Ashutosh Wechalekar:
I think that’s a really exciting advance. I mean, we are all hearing about immunotherapy in multiple myeloma, both using CAR T-cells and bispecific antibodies. We also heard from Vaishali that in the ANDROMEDA clinical trial, we are seeing complete responses in 50% or 60%. But if I flip that data out to the other side, 40% of patients actually not responding to dara-CyBorD. And when we look at minimal residual disease assessment, we are finding that maybe 60% of patients continue to have minimal residual disease positivity. So we do need other treatments which are even more active than what we are doing to be able to eliminate the clone to a deeper degree. Now in myeloma we have seen excellent responses with immunotherapy but we have always been concerned in amyloidosis because these patients have end organ damage. How would immunotherapy be tolerated by patients with amyloidosis and what responses would we see with immunotherapy? And this is an exciting study done by an academic group from Israel who have developed a BCMA targeted CAR T-cell and what they’ve shown in their data set is that a) this can be delivered to patients, it can be delivered to patients who may have advanced disease, we can get very deep responses with this CAR T-cell in a very high proportion of patients who are treated with this immunotherapy and patients are able to tolerate this treatment. There were some patients who unfortunately died after the CAR T-cell and we need to understand that a bit better as to whether this was related to the therapy or whether it was related to patient selection. But there are a number of other molecules and number of other CAR T-cell products that are out there. And I think it is an unmet need in amyloidosis for patients who don’t get MRD negativity to reach that next level. And I do believe that CAR T-cells would be one of the ways of treating these patients. I also feel that we are treating patients who have a very low level gammopathy.
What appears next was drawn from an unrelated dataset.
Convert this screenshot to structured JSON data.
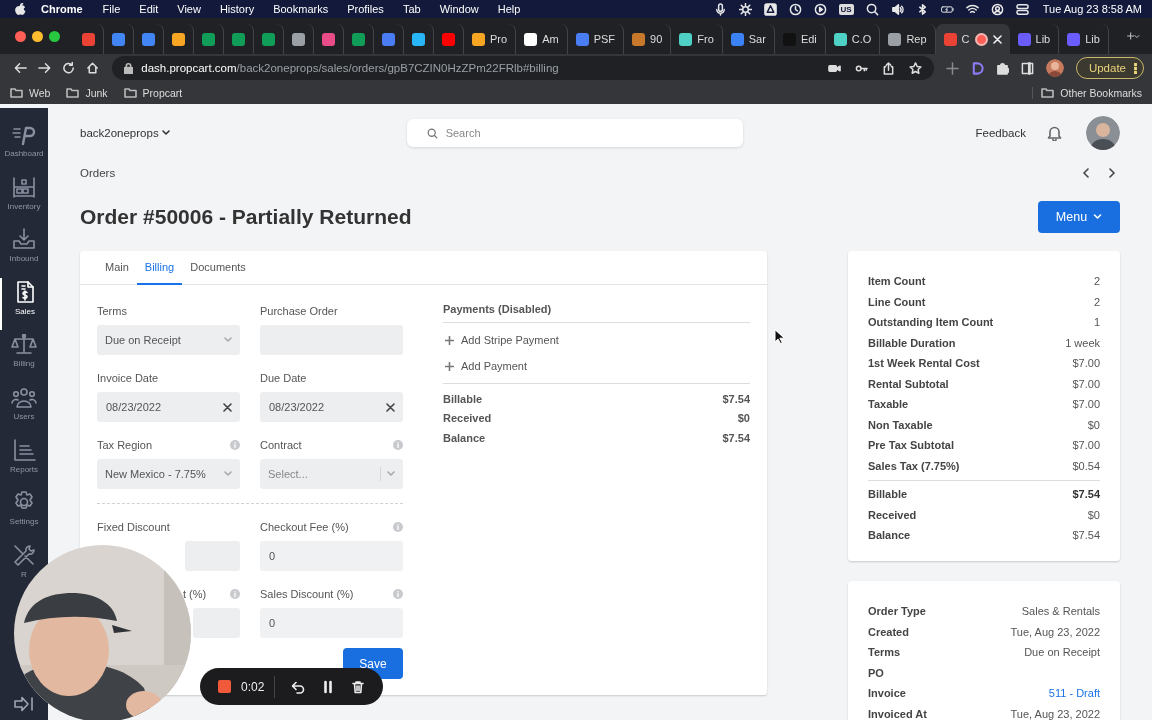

And therefore, with CAR T-cell treatment, we may achieve the very long duration responses that you have demonstrated in the past with stem cell transplantation, maybe with a lower toxicity and say that these patients may be functionally cured by an active immunotherapy approach. So I do believe this has a long future in amyloidosis.

Vaishali Sanchorawala:
And I think that in this particular abstract, at least, you know, that the median prior lines of therapies were four, ranging from three to 10. So if we can really select patients better for CAR-T therapy, I think the outcomes are going to be much better.

Ashutosh Wechalekar:
Totally. And then the other exciting, since you bought the CAR-T topic, is data which is going on in the lab at Columbia, where they are trying to develop a macrophage, which is engineered to clear amyloid deposits. We have got monoclonal antibody-based trials which can accelerate the removal of amyloid deposits. But what these antibodies do is they essentially attract the macrophages onto the amyloid deposit and then clear the amyloid. But if we can actually have a macrophage which is directly targeting the amyloid deposit, that may be completely transformative in this disease. I think there’s a lot of preclinical science that still needs to go into this, but having this as an exciting new and a completely different avenue to target and treat our patients will be very, very exciting in the years to come.

Vaishali Sanchorawala:
I totally agree. And we look forward to more excitement in 2025.